VUStruct is powered by Vanderbilt's ACCRE compute cluster. Cluster Status JSON: Dashboard.


PathProx: Pathogenic Proximity

Ranges of PathProx scores are presented for each variant on the generated case-wide home page. The individual ΔΔG calculations for each structure are in the Structure Summary near the top of each variant-specific drill-down page. We now describe how we interpret these values.

Developed by former Ph.D. student Mike Sivley in the Capra Lab, PathProx(Sivley et al. 2018, Sivley et al. 2018) analyzes the placement of Clinvar(Landrum et al. 2018), Gnomad(Karczewski et al. 2020), and random (null hypothesis) genetic variants on pipeline-selected 3D structures, and calculates whether the location of patient’s VUS better clusters with the pathogenic or benign variant sets. (Mike also authored the precursor to today’s VUStruct pipeline).
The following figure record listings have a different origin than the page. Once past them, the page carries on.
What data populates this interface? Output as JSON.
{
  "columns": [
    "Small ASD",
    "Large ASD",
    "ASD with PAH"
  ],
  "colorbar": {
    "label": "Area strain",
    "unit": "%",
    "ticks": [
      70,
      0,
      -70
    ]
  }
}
The AJHG citation(Sivley et al. 2018) offers a thorough explanation of the algorithm’s mathematics and machine-learning approach. The intuitive rationale for the algorithm comes from the observation that, often, when we map variants onto amino acid side chains, we observe a higher percentage of “known pathogenic” variants clustering inside smaller spheres vs. randomly distributed variants. This technique identifies 3D hot-spots in the cartesian space of the folded protein.
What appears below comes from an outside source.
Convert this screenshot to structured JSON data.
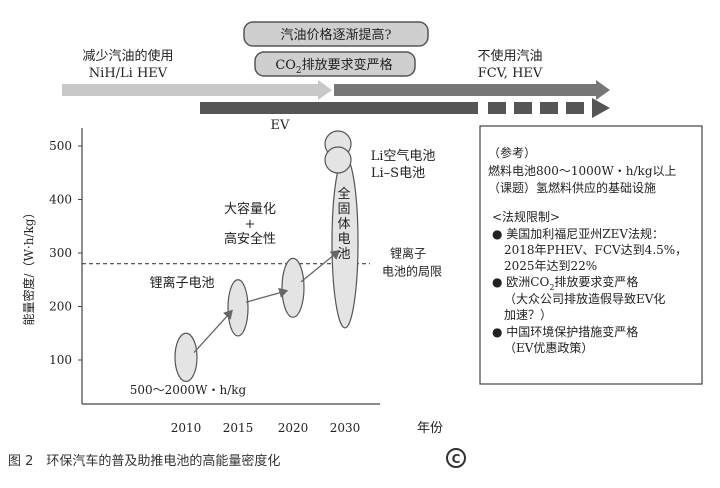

For each transcript PathProx mines the Clinvar database for variants annotated as “likely pathogenic” or “pathogenic.” Benign variants are harvested from the Genome Aggregation Database gnomAD and filtered for MAF > 1x10-5. Roughly, we only accept as benign those variants which are found in at least 2 gnomAD sequences, a threshold that well contrasts to the rarity of UDN patient variants.
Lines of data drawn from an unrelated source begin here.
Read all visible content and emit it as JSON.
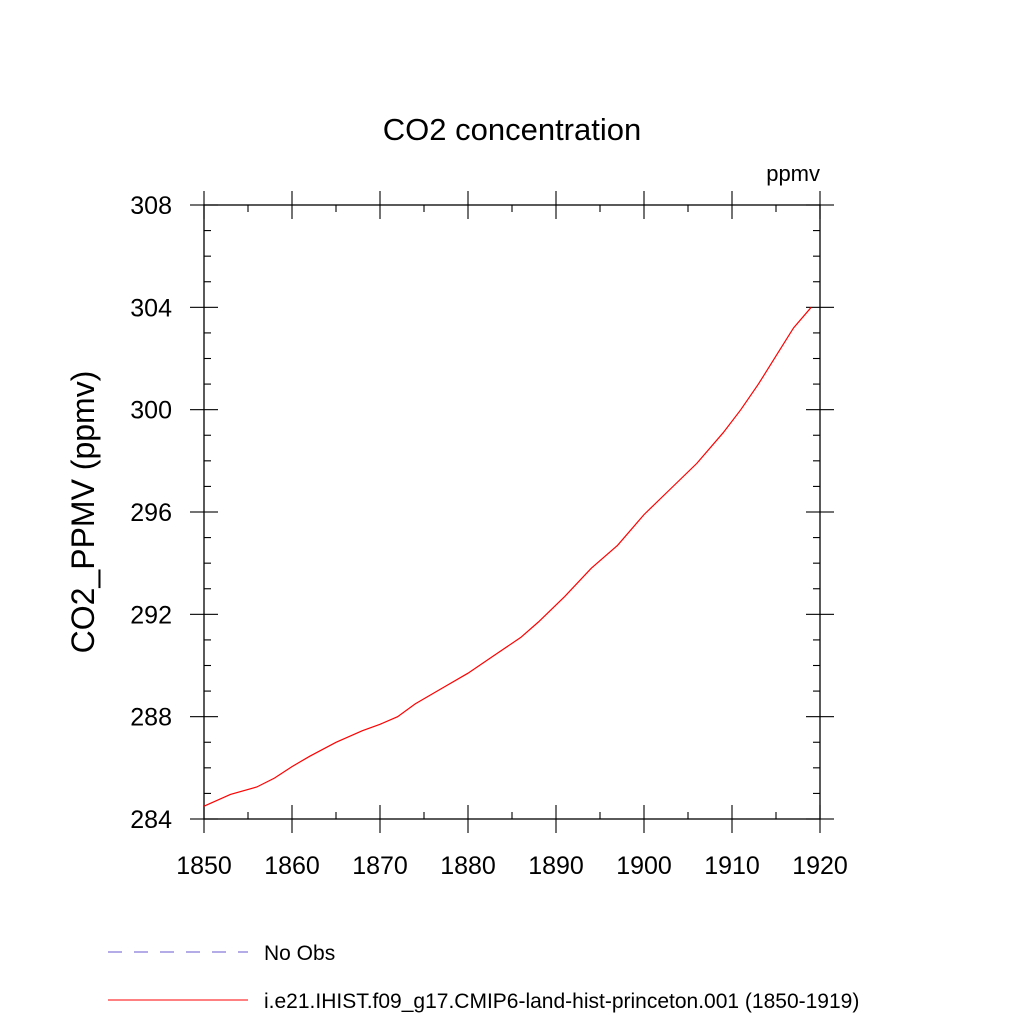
{
  "chart_data": {
    "type": "line",
    "title": "CO2 concentration",
    "units_label": "ppmv",
    "xlabel": "",
    "ylabel": "CO2_PPMV  (ppmv)",
    "xlim": [
      1850,
      1920
    ],
    "ylim": [
      284,
      308
    ],
    "x_ticks": [
      1850,
      1860,
      1870,
      1880,
      1890,
      1900,
      1910,
      1920
    ],
    "y_ticks": [
      284,
      288,
      292,
      296,
      300,
      304,
      308
    ],
    "grid": false,
    "legend_position": "bottom",
    "series": [
      {
        "name": "No Obs",
        "color": "#6a5acd",
        "style": "dashed",
        "x": [],
        "y": []
      },
      {
        "name": "i.e21.IHIST.f09_g17.CMIP6-land-hist-princeton.001 (1850-1919)",
        "color": "#ff0000",
        "style": "solid",
        "x": [
          1850,
          1853,
          1856,
          1858,
          1860,
          1862,
          1865,
          1868,
          1870,
          1872,
          1874,
          1877,
          1880,
          1883,
          1886,
          1888,
          1891,
          1894,
          1897,
          1900,
          1903,
          1906,
          1909,
          1911,
          1913,
          1915,
          1917,
          1919
        ],
        "y": [
          284.5,
          284.96,
          285.25,
          285.6,
          286.05,
          286.45,
          287.0,
          287.45,
          287.7,
          288.0,
          288.5,
          289.1,
          289.7,
          290.4,
          291.1,
          291.7,
          292.7,
          293.8,
          294.7,
          295.9,
          296.9,
          297.9,
          299.1,
          300.0,
          301.0,
          302.1,
          303.2,
          304.0
        ]
      }
    ]
  }
}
As a control, the PathProx algorithm computes a null distribution via thousands of random distributions of both N=(count Gnomad) benign and M=(count Clinvar) pathogenic spheres on the then asks: “Relative to random positioning of N spheres, how do these specific N pathogenic (or benign) variants seem to cluster?”. Often, we see significantly tighter clustering of the known pathogenic variants than would be expected from our random sampling. Simultaneously we see more diffuse clustering of benign variants vs. random placements. When we have both observations, and when our VUS fits more closely with the tighter clustering pathogenic set, we identify it as pathogenic, and look more closely at the 3D context of the variant sets.

PathProx cannot always make a prediction and for these cases we leave a blank cell in our summary spreadsheet. PathProx minimally requires 3 pathogenic variants, and often leave-one-out validation tells us (via low AUC), that the predictive power of the algorithm is not strong. When the calculation metrics imply confidence, we add a “no”, “maybe”, or “yes” to the PathProx-Clinvar column of the final spreadsheet.

As with the ΔΔG calculations, the PathProx algorithm is perhaps best validated across large protein datasets(Sivley et al. 2018) Nonetheless, a strong case has been made for PathProx's power to explain disease in individual patients(Sivley et al. 2018)

As with ΔΔG, the PathProx algorithm was benchmarked on protein monomers. We nonetheless run it also on multimers from Swiss-model and the PDB. We cautiously consider these multimeric calculations in our analysis – as homomeric structures introduce symmetries of variant placements that the algorithm may not be adept at scoring.